Monday, May. 04, 1942

The Peoples' Case

A British-Canadian millionaire, newspaper publisher and politician, Lord Beaverbrook, last week stated, in the simple terms of human instinct, the case of the peoples of the United Nations for a second front in Europe. Said he (at a publishers' dinner in Manhattan):

". . . In Britain the cry goes up: 'Attack! Attack in support of Russia!' For the passion to set up a western fighting front in aid of the Russians is deep in the hearts of all our people. . . . Russia may settle the war for us in 1942. By holding the Germans in check, possibly even by defeating them, the Russians may be the means of bringing the whole Axis structure down. This is a chance, an opportunity to bring the war to an end, here and now. . . . Strike out to help Russia!
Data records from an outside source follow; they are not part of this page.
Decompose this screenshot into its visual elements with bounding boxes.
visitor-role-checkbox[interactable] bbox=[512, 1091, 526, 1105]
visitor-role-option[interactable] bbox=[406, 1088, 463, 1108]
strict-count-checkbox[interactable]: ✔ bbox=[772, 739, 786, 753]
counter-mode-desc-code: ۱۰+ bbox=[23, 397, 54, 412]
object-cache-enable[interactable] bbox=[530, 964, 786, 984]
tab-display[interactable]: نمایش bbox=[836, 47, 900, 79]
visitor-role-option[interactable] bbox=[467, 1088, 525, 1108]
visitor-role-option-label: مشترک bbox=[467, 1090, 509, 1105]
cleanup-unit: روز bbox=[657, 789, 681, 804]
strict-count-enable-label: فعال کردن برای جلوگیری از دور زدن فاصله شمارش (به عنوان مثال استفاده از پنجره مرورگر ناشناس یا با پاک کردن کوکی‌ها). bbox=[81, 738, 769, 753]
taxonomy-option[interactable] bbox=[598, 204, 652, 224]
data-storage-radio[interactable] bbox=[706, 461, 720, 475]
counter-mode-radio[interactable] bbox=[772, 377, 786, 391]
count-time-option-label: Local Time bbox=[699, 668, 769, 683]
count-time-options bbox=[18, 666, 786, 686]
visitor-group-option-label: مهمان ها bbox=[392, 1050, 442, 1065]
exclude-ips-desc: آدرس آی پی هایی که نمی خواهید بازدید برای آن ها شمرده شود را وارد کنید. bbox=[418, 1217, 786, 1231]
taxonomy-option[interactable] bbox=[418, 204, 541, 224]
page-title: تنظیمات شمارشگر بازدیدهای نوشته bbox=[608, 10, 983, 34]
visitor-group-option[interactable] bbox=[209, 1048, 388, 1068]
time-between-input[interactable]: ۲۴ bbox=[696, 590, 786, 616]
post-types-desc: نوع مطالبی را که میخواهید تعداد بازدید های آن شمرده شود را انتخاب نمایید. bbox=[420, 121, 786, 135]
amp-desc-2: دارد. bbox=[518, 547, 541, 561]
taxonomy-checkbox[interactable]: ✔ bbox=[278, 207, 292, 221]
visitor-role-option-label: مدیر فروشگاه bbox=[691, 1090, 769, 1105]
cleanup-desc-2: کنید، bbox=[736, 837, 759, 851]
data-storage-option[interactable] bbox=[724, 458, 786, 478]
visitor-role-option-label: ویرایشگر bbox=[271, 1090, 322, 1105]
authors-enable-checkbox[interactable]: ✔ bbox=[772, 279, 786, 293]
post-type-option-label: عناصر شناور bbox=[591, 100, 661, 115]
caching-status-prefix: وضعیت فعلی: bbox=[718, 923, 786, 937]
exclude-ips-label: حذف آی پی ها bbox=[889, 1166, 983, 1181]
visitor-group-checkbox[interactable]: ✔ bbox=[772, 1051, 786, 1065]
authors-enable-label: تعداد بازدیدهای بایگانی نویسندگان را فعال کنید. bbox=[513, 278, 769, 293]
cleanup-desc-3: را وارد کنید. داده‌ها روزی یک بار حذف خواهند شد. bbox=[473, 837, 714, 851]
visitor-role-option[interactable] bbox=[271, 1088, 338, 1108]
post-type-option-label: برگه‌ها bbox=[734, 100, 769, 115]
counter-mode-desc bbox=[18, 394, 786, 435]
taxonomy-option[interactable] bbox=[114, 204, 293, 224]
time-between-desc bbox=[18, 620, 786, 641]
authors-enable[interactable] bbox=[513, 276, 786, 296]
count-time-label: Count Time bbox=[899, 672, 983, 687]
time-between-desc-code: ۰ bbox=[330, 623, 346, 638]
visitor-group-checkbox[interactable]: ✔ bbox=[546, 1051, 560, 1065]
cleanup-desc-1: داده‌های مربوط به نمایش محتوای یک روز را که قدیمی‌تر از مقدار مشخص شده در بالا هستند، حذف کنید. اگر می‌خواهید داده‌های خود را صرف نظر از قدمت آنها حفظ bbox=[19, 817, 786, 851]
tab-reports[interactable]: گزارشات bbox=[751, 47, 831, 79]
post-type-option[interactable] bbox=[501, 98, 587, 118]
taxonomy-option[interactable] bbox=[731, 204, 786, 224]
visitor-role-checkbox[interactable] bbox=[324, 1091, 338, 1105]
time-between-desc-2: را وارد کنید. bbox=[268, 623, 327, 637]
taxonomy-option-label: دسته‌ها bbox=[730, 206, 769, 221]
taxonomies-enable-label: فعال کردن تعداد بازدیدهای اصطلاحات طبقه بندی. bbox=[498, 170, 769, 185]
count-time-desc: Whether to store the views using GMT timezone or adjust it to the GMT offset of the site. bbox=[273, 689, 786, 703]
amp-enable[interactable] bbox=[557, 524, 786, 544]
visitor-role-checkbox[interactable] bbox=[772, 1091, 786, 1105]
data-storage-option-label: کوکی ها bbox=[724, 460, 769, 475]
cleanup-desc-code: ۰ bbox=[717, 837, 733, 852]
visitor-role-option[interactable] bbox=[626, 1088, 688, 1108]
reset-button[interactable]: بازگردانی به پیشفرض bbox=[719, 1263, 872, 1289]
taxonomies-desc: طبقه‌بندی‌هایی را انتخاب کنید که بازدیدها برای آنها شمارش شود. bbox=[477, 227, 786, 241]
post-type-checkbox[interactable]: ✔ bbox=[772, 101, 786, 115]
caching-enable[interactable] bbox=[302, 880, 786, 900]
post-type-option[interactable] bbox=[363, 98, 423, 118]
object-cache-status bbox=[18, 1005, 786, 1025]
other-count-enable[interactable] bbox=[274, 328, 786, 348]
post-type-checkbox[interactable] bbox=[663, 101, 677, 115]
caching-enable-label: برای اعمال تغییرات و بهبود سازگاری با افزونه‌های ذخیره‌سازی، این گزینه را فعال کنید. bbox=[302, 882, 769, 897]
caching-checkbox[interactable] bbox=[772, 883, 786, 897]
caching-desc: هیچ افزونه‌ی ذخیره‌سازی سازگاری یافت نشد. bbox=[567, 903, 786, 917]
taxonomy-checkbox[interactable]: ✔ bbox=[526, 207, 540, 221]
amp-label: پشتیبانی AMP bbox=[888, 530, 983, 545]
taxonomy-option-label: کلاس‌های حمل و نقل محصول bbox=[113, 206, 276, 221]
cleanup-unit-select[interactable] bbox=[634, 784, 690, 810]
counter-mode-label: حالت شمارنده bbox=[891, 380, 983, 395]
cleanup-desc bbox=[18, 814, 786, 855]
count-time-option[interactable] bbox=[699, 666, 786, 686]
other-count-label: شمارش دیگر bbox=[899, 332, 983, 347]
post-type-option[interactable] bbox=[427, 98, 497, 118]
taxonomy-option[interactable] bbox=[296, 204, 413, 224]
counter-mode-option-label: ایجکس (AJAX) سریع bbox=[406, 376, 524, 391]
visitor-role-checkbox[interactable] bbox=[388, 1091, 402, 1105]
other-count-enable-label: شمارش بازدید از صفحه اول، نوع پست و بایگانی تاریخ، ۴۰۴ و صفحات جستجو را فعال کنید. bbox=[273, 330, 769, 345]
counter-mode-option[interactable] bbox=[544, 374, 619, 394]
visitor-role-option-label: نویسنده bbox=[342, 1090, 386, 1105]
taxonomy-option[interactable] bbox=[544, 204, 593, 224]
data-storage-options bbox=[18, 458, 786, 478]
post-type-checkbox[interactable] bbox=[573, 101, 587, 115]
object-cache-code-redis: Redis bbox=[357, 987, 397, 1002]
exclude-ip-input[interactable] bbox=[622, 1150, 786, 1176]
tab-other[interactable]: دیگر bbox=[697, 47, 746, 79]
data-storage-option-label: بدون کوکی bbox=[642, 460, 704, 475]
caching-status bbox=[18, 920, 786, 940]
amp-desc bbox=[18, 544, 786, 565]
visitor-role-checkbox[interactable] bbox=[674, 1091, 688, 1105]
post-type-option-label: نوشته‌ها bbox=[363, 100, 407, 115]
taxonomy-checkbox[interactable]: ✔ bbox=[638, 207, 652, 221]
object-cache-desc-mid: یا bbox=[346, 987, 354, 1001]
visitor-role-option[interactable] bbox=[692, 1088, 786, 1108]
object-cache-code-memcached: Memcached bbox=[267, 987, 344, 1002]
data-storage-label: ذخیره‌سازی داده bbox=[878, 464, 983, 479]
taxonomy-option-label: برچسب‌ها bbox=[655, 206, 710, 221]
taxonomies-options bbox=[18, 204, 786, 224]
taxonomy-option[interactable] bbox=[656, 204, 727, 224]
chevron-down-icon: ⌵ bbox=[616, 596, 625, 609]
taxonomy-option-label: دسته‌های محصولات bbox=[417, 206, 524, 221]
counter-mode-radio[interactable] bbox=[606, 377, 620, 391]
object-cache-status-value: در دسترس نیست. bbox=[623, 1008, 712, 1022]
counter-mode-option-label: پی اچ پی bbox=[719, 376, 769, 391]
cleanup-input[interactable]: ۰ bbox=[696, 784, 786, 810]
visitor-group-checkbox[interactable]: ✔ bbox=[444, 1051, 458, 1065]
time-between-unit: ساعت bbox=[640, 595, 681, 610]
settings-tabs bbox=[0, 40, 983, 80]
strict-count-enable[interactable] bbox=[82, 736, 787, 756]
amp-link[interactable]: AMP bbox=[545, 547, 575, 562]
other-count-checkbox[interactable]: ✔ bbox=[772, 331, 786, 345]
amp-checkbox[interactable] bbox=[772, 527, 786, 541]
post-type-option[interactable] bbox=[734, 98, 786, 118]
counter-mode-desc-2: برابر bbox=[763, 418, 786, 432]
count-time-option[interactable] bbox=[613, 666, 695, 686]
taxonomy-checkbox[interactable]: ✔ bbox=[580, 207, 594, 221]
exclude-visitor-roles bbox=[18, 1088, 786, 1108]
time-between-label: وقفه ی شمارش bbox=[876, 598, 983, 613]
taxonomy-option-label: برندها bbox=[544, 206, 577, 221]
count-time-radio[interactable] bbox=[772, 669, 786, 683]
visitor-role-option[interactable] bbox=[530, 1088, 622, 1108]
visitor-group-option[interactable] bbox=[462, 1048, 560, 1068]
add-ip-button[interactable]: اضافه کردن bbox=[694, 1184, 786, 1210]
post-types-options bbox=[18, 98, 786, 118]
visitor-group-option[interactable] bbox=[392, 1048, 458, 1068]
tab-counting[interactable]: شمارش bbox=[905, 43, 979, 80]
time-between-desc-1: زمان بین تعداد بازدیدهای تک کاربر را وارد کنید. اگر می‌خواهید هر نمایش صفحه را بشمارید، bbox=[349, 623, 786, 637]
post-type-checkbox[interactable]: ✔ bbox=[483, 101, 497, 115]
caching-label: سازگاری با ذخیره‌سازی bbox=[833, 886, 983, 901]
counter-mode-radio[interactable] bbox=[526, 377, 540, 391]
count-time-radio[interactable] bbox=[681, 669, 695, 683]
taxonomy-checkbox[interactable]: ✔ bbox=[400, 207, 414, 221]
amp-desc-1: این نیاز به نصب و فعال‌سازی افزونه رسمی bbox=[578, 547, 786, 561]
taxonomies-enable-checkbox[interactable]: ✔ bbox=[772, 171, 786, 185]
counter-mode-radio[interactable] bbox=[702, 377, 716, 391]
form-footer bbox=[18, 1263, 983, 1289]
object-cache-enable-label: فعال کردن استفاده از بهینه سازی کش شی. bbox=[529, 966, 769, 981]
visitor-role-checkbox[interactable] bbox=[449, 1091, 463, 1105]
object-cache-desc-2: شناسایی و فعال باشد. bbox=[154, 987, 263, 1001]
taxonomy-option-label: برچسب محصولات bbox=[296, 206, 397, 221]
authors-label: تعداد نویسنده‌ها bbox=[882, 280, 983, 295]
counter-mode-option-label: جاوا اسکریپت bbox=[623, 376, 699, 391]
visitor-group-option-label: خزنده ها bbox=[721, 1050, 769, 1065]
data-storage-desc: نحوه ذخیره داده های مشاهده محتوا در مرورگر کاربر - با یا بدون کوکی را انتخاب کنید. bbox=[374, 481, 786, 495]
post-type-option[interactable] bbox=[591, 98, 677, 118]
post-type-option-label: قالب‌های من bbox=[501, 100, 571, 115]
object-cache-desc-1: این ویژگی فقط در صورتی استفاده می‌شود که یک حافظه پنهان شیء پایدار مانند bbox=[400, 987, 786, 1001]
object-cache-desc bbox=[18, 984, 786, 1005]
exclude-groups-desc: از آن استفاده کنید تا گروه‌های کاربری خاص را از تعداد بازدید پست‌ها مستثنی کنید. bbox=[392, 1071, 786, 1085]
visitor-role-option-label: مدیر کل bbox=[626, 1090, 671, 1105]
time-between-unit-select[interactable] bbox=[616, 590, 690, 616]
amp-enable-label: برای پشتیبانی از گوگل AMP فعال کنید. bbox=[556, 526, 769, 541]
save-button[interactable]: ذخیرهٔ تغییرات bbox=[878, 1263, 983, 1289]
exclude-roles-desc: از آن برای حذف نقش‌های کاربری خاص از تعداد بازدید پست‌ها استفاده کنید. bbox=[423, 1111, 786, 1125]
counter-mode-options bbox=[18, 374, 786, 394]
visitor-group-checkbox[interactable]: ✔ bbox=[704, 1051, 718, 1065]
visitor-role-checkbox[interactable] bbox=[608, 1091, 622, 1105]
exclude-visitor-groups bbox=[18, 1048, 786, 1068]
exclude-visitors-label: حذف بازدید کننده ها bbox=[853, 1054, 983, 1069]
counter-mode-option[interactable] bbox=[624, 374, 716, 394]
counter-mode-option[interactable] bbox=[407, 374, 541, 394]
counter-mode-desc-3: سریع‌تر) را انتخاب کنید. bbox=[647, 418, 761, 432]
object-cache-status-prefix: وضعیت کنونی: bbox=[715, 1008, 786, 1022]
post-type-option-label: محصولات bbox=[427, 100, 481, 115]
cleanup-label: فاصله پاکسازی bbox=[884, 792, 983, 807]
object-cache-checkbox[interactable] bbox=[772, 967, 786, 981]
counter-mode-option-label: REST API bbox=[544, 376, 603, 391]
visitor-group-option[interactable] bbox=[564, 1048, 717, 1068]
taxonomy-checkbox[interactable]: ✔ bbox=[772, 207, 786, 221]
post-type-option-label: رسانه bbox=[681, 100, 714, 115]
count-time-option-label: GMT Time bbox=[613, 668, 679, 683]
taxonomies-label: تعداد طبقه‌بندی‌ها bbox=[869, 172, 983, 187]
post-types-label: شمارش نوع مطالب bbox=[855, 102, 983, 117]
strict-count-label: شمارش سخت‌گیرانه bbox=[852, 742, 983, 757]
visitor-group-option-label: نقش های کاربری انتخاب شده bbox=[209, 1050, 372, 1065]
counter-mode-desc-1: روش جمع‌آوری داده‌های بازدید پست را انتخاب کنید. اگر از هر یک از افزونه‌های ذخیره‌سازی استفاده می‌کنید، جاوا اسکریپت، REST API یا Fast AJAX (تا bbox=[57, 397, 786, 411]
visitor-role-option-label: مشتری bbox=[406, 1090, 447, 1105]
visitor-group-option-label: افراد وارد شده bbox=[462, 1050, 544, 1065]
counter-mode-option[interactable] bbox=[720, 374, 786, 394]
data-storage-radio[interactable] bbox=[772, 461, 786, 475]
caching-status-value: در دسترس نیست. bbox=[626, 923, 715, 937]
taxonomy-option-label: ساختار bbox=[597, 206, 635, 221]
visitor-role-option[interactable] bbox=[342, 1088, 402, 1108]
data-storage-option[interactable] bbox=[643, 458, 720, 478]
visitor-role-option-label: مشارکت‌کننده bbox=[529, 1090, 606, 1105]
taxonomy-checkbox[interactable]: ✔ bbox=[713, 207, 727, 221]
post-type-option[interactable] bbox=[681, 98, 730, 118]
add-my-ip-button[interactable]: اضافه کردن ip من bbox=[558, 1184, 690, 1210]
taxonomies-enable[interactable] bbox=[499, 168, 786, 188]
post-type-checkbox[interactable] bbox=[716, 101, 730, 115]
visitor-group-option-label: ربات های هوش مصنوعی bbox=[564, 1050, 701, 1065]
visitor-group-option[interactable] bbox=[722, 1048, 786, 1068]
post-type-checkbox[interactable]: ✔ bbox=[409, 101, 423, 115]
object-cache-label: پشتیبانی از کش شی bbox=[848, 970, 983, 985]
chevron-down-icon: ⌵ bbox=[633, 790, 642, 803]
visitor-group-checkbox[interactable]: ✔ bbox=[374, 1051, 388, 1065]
Strike out violently! Strike even recklessly! But in any event such blows that really help will be our share and contribution to the Russian battlefront."

These were not official words. Belligerent Lord Beaverbrook still has a war title (British-American Lend-Lease Coordinator), but he is no longer in Churchill's War Cabinet. He probably expected his words to irritate some British military men. Familiar with the difficulties in the way of a land offensive now in western Europe, he was apparently willing to try political pressure to get the difficulties overridden. He evidently did not consider the R.A.F.'s enormously increased air offensive a sufficient substitute for action on land.

The Beaver's case for a second front deliberately brushed beyond such military factors as the Allied shipping shortage, the drain on Britain's home defenses, the difficulties still in the way of all-out U.S. help in a continental offensive. His case rested in a single sentence: "If the Russians are defeated and driven out of the war, never will such a chance come to us again."